New Zealand, of course, had its own less extreme but nevertheless crippling example of the impact of political pig-headedness versus considered central bank management. We called it Muldoonism, back in the late 1970s and early ’80s. And this book provides documented and researched revelation, explanation and evaluation of just why we ended up with markedly better central bank and more constructive supporting legislation now than we had then.
It took something approaching an economic and social catastrophe to change the way New Zealanders thought about the economy. Now, with almost 20 years of sensible management of monetary policy under our belt, it is time to remember why things are the way they are. Reminders and explanations are important because it is too easy for politicians, in particular, to forget and bend to vested voter interests that want to tamper.
The Reserve Bank was, unquestionably, at the forefront of enlightened economic thinking when things hit the wall back in ’83 and it responded, thankfully, as the book’s title suggests, innovatively and independently. Now we have central bank that, whatever the critics say, delivers positively to the New Zealand economy.

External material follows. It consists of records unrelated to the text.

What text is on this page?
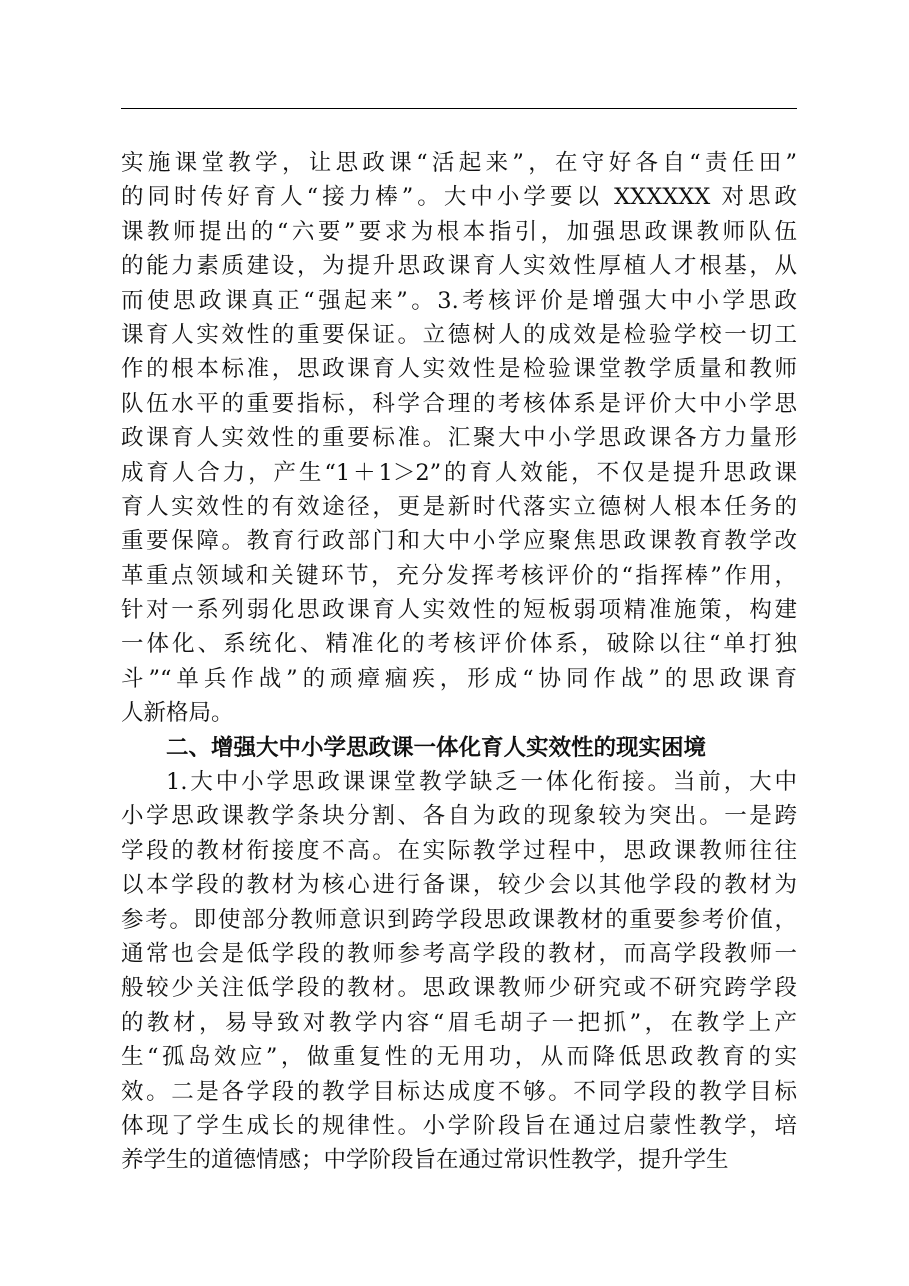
实施课堂教学，让思政课“活起来”，在守好各自“责任田”
的同时传好育人“接力棒”。大中小学要以 XXXXXX 对思政
课教师提出的“六要”要求为根本指引，加强思政课教师队伍
的能力素质建设，为提升思政课育人实效性厚植人才根基，从
而使思政课真正“强起来”。3.考核评价是增强大中小学思政
课育人实效性的重要保证。立德树人的成效是检验学校一切工
作的根本标准，思政课育人实效性是检验课堂教学质量和教师
队伍水平的重要指标，科学合理的考核体系是评价大中小学思
政课育人实效性的重要标准。汇聚大中小学思政课各方力量形
成育人合力，产生“1＋1＞2”的育人效能，不仅是提升思政课
育人实效性的有效途径，更是新时代落实立德树人根本任务的
重要保障。教育行政部门和大中小学应聚焦思政课教育教学改
革重点领域和关键环节，充分发挥考核评价的“指挥棒”作用，
针对一系列弱化思政课育人实效性的短板弱项精准施策，构建
一体化、系统化、精准化的考核评价体系，破除以往“单打独
斗”“单兵作战”的顽瘴痼疾，形成“协同作战”的思政课育
人新格局。
二、增强大中小学思政课一体化育人实效性的现实困境
1.大中小学思政课课堂教学缺乏一体化衔接。当前，大中
小学思政课教学条块分割、各自为政的现象较为突出。一是跨
学段的教材衔接度不高。在实际教学过程中，思政课教师往往
以本学段的教材为核心进行备课，较少会以其他学段的教材为
参考。即使部分教师意识到跨学段思政课教材的重要参考价值，
通常也会是低学段的教师参考高学段的教材，而高学段教师一
般较少关注低学段的教材。思政课教师少研究或不研究跨学段
的教材，易导致对教学内容“眉毛胡子一把抓”，在教学上产
生“孤岛效应”，做重复性的无用功，从而降低思政教育的实
效。二是各学段的教学目标达成度不够。不同学段的教学目标
体现了学生成长的规律性。小学阶段旨在通过启蒙性教学，培
养学生的道德情感；中学阶段旨在通过常识性教学，提升学生
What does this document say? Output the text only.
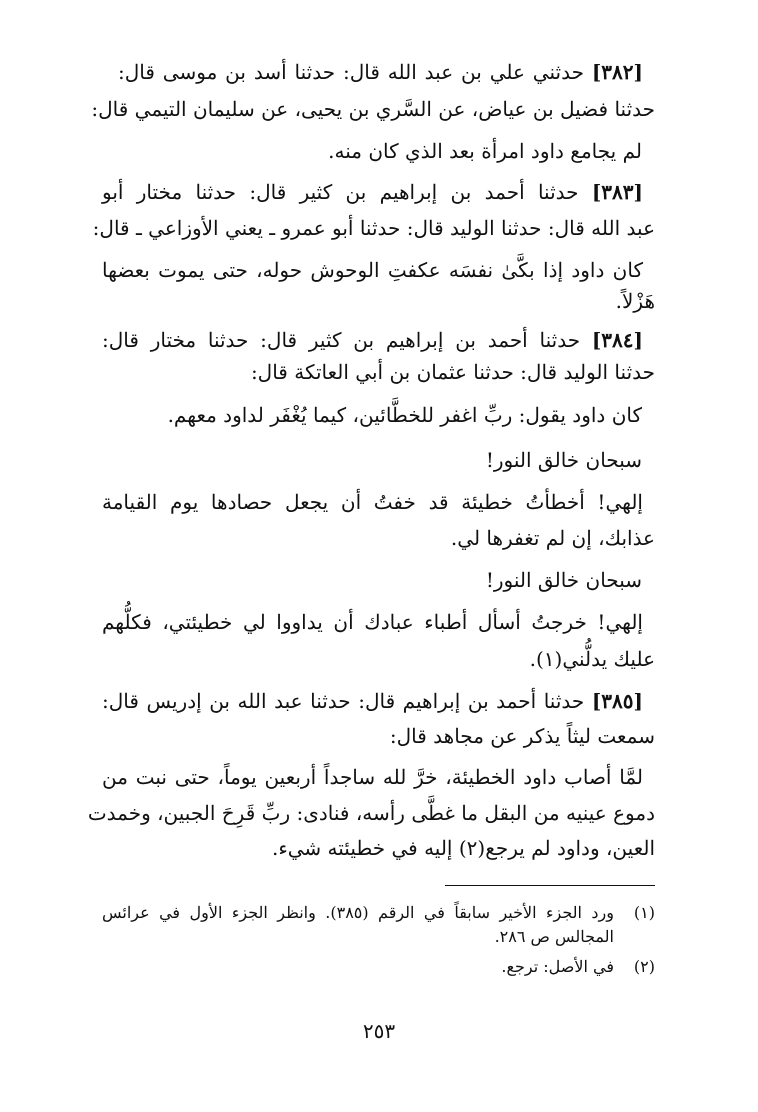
[٣٨٢] حدثني علي بن عبد الله قال: حدثنا أسد بن موسى قال:
حدثنا فضيل بن عياض، عن السَّري بن يحيى، عن سليمان التيمي قال:
لم يجامع داود امرأة بعد الذي كان منه.
[٣٨٣] حدثنا أحمد بن إبراهيم بن كثير قال: حدثنا مختار أبو
عبد الله قال: حدثنا الوليد قال: حدثنا أبو عمرو ـ يعني الأوزاعي ـ قال:
كان داود إذا بكَّىٰ نفسَه عكفتِ الوحوش حوله، حتى يموت بعضها
هَزْلاً.
[٣٨٤] حدثنا أحمد بن إبراهيم بن كثير قال: حدثنا مختار قال:
حدثنا الوليد قال: حدثنا عثمان بن أبي العاتكة قال:
كان داود يقول: ربِّ اغفر للخطَّائين، كيما يُغْفَر لداود معهم.
سبحان خالق النور!
إلهي! أخطأتُ خطيئة قد خفتُ أن يجعل حصادها يوم القيامة
عذابك، إن لم تغفرها لي.
سبحان خالق النور!
إلهي! خرجتُ أسأل أطباء عبادك أن يداووا لي خطيئتي، فكلُّهم
عليك يدلُّني(١).
[٣٨٥] حدثنا أحمد بن إبراهيم قال: حدثنا عبد الله بن إدريس قال:
سمعت ليثاً يذكر عن مجاهد قال:
لمَّا أصاب داود الخطيئة، خرَّ لله ساجداً أربعين يوماً، حتى نبت من
دموع عينيه من البقل ما غطَّى رأسه، فنادى: ربِّ قَرِحَ الجبين، وخمدت
العين، وداود لم يرجع(٢) إليه في خطيئته شيء.
(١)
ورد الجزء الأخير سابقاً في الرقم (٣٨٥). وانظر الجزء الأول في عرائس
المجالس ص ٢٨٦.
(٢)
في الأصل: ترجع.
٢٥٣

The economist authors of the book tell an important story in surprisingly easy-to-digest terms and language. It is, obviously, an academic history – but it is equally an invaluable one that is entertainingly
illustrated with compelling social cartoon commentary.
Understanding the critical economic role of an independent and thoughtfully managed central bank should be every top manager’s mission. The painful experience of the Muldoon years proved to be the strongest argument for adopting central bank autonomy in the late 1980s. But, as politicians who prefer to tinker with our lives know, hard learned lessons are soon forgotten and that can provide opportunities to indulge personal power yet again.
This book is worth the effort it takes to read. It is also written well enough to score three out of five.